Files
mlx-video/mlx_video/models/wan

Wan2.1 / Wan2.2

Both Wan2.1 and Wan2.2 are text-to-video diffusion models built on a DiT (Diffusion Transformer) backbone with a T5 text encoder and 3D VAE.

They share the same model architecture — the difference is in the inference pipeline:

Wan2.1 Wan2.2 T2V-14B Wan2.2 I2V-14B Wan2.2 TI2V-5B
Task Text-to-Video Text-to-Video Image-to-Video Text+Image-to-Video
Pipeline Single model Dual model Dual model Single model
Sizes 1.3B, 14B 14B 14B 5B
Steps 50 40 40 40
Guidance 5.0 (fixed) 3.0 / 4.0 3.5 / 3.5 5.0 (fixed)
Shift 5.0 12.0 5.0 5.0
VAE Wan2.1 (z=16) Wan2.1 (z=16) Wan2.1 (z=16) + encoder Wan2.2 (z=48)

Step 1: Download Weights

Download the original PyTorch checkpoints:

Wan2.1 (14B)

# From https://github.com/Wan-Video/Wan2.1 or HuggingFace
# Expected directory structure:
# wan21_checkpoint/
#   ├── models_t5_umt5-xxl-enc-bf16.pth
#   ├── Wan2.1_VAE.pth
#   └── diffusion_pytorch_model*.safetensors   # single model

Wan2.1 (1.3B) — same structure, smaller transformer weights.

Wan2.2 (14B)

# From https://github.com/Wan-Video/Wan2.2 or HuggingFace
# Expected directory structure:
# wan22_checkpoint/
#   ├── models_t5_umt5-xxl-enc-bf16.pth
#   ├── Wan2.1_VAE.pth
#   ├── low_noise_model/   # safetensors
#   └── high_noise_model/  # safetensors

Wan2.2 I2V-14B — same directory structure as Wan2.2 T2V. The conversion script auto-detects I2V-14B from the model's config.json (model_type: "i2v", in_dim: 36).
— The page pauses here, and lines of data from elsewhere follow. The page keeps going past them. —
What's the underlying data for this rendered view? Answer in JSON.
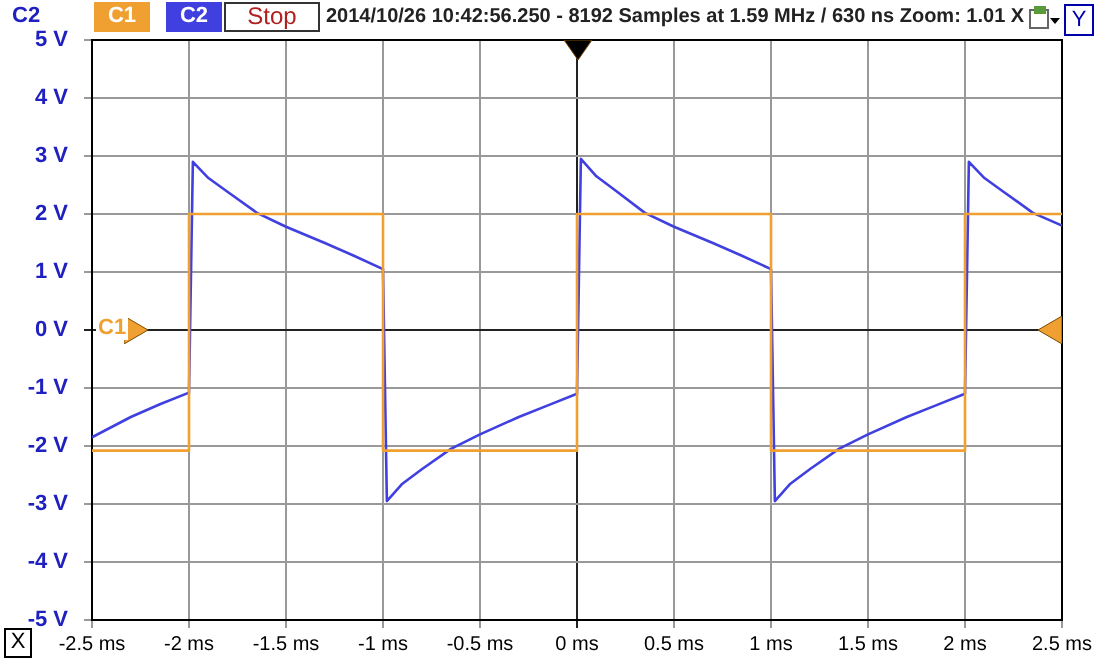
{
  "chart_data": {
    "type": "line",
    "ylabel": "C2",
    "legend": "top left",
    "grid": true,
    "marker": "none",
    "line_style": "solid",
    "xlim": [
      -2.5,
      2.5
    ],
    "xticks": [
      {
        "value": -2.5,
        "label": "-2.5 ms"
      },
      {
        "value": -2,
        "label": "-2 ms"
      },
      {
        "value": -1.5,
        "label": "-1.5 ms"
      },
      {
        "value": -1,
        "label": "-1 ms"
      },
      {
        "value": -0.5,
        "label": "-0.5 ms"
      },
      {
        "value": 0,
        "label": "0 ms"
      },
      {
        "value": 0.5,
        "label": "0.5 ms"
      },
      {
        "value": 1,
        "label": "1 ms"
      },
      {
        "value": 1.5,
        "label": "1.5 ms"
      },
      {
        "value": 2,
        "label": "2 ms"
      },
      {
        "value": 2.5,
        "label": "2.5 ms"
      }
    ],
    "ylim": [
      -5,
      5
    ],
    "yticks": [
      {
        "value": -5,
        "label": "-5 V"
      },
      {
        "value": -4,
        "label": "-4 V"
      },
      {
        "value": -3,
        "label": "-3 V"
      },
      {
        "value": -2,
        "label": "-2 V"
      },
      {
        "value": -1,
        "label": "-1 V"
      },
      {
        "value": 0,
        "label": "0 V"
      },
      {
        "value": 1,
        "label": "1 V"
      },
      {
        "value": 2,
        "label": "2 V"
      },
      {
        "value": 3,
        "label": "3 V"
      },
      {
        "value": 4,
        "label": "4 V"
      },
      {
        "value": 5,
        "label": "5 V"
      }
    ],
    "series": [
      {
        "name": "C1",
        "color": "#f0a030",
        "x": [
          -2.5,
          -2,
          -2,
          -1,
          -1,
          0,
          0,
          1,
          1,
          2,
          2,
          2.5
        ],
        "values": [
          -2.08,
          -2.08,
          2,
          2,
          -2.08,
          -2.08,
          2,
          2,
          -2.08,
          -2.08,
          2,
          2
        ]
      },
      {
        "name": "C2",
        "color": "#4040e0",
        "x": [
          -2.5,
          -2.3,
          -2.15,
          -2.0,
          -1.98,
          -1.9,
          -1.8,
          -1.65,
          -1.5,
          -1.3,
          -1.15,
          -1.0,
          -0.98,
          -0.9,
          -0.8,
          -0.65,
          -0.5,
          -0.3,
          -0.15,
          0,
          0.02,
          0.1,
          0.2,
          0.35,
          0.5,
          0.7,
          0.85,
          1.0,
          1.02,
          1.1,
          1.2,
          1.35,
          1.5,
          1.7,
          1.85,
          2.0,
          2.02,
          2.1,
          2.2,
          2.35,
          2.5
        ],
        "values": [
          -1.85,
          -1.5,
          -1.28,
          -1.08,
          2.9,
          2.62,
          2.38,
          2.02,
          1.78,
          1.5,
          1.28,
          1.05,
          -2.95,
          -2.65,
          -2.4,
          -2.05,
          -1.8,
          -1.5,
          -1.3,
          -1.1,
          2.95,
          2.65,
          2.4,
          2.02,
          1.78,
          1.5,
          1.28,
          1.05,
          -2.95,
          -2.65,
          -2.4,
          -2.05,
          -1.8,
          -1.5,
          -1.3,
          -1.1,
          2.9,
          2.62,
          2.38,
          2.02,
          1.8
        ]
      }
    ],
    "annotations": [
      "Stop",
      "2014/10/26 10:42:56.250 - 8192 Samples at 1.59 MHz / 630 ns Zoom: 1.01 X",
      "X",
      "Y"
    ]
  }
}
Step 2: Convert to MLX Format

The conversion script auto-detects the model version based on the directory structure (presence of low_noise_model/ subdirectory) and model type (model_type in source config.json for I2V vs T2V).

# Auto-detect version
python -m mlx_video.convert_wan \
    --checkpoint-dir /path/to/wan_checkpoint \
    --output-dir wan_mlx

# Explicit version
python -m mlx_video.convert_wan \
    --checkpoint-dir /path/to/wan21_checkpoint \
    --output-dir wan21_mlx \
    --model-version 2.1

python -m mlx_video.convert_wan \
    --checkpoint-dir /path/to/wan22_checkpoint \
    --output-dir wan22_mlx \
    --model-version 2.2

Conversion Options

Option Default Description
--checkpoint-dir (required) Path to original PyTorch checkpoint directory
--output-dir wan_mlx_model Output path for MLX model
--dtype bfloat16 Target dtype (float16, float32, bfloat16)
--model-version auto Model version: 2.1, 2.2, or auto
--quantize off Quantize transformer weights for reduced memory
--bits 4 Quantization bits: 4 or 8
--group-size 64 Quantization group size: 32, 64, or 128

The converter produces:

wan_mlx/
├── config.json                    # Model configuration
├── t5_encoder.safetensors         # T5 UMT5-XXL text encoder
├── vae.safetensors                # 3D VAE decoder
├── vae_encoder.safetensors        # 3D VAE encoder (I2V-14B only)
├── model.safetensors              # (Wan2.1) Single transformer
├── low_noise_model.safetensors    # (Wan2.2) Low-noise transformer
└── high_noise_model.safetensors   # (Wan2.2) High-noise transformer

Quantization (Reduced Memory)

Quantize the transformer weights to reduce memory usage by ~3.4x. This is especially useful for the 14B model or memory-constrained devices:

# Convert with 4-bit quantization
python -m mlx_video.convert_wan \
    --checkpoint-dir /path/to/Wan2.1-T2V-1.3B \
    --output-dir wan21_mlx_q4 \
    --quantize --bits 4 --group-size 64

# Generate with quantized model (auto-detected from config.json)
python -m mlx_video.generate_wan \
    --model-dir wan21_mlx_q4 \
    --prompt "A cat playing piano"

What gets quantized: Self-attention (Q/K/V/O), cross-attention (Q/K/V/O), and FFN (fc1/fc2) — 10 layers × N blocks = ~95% of model weights. Embeddings, norms, and the output head remain in bfloat16 for precision.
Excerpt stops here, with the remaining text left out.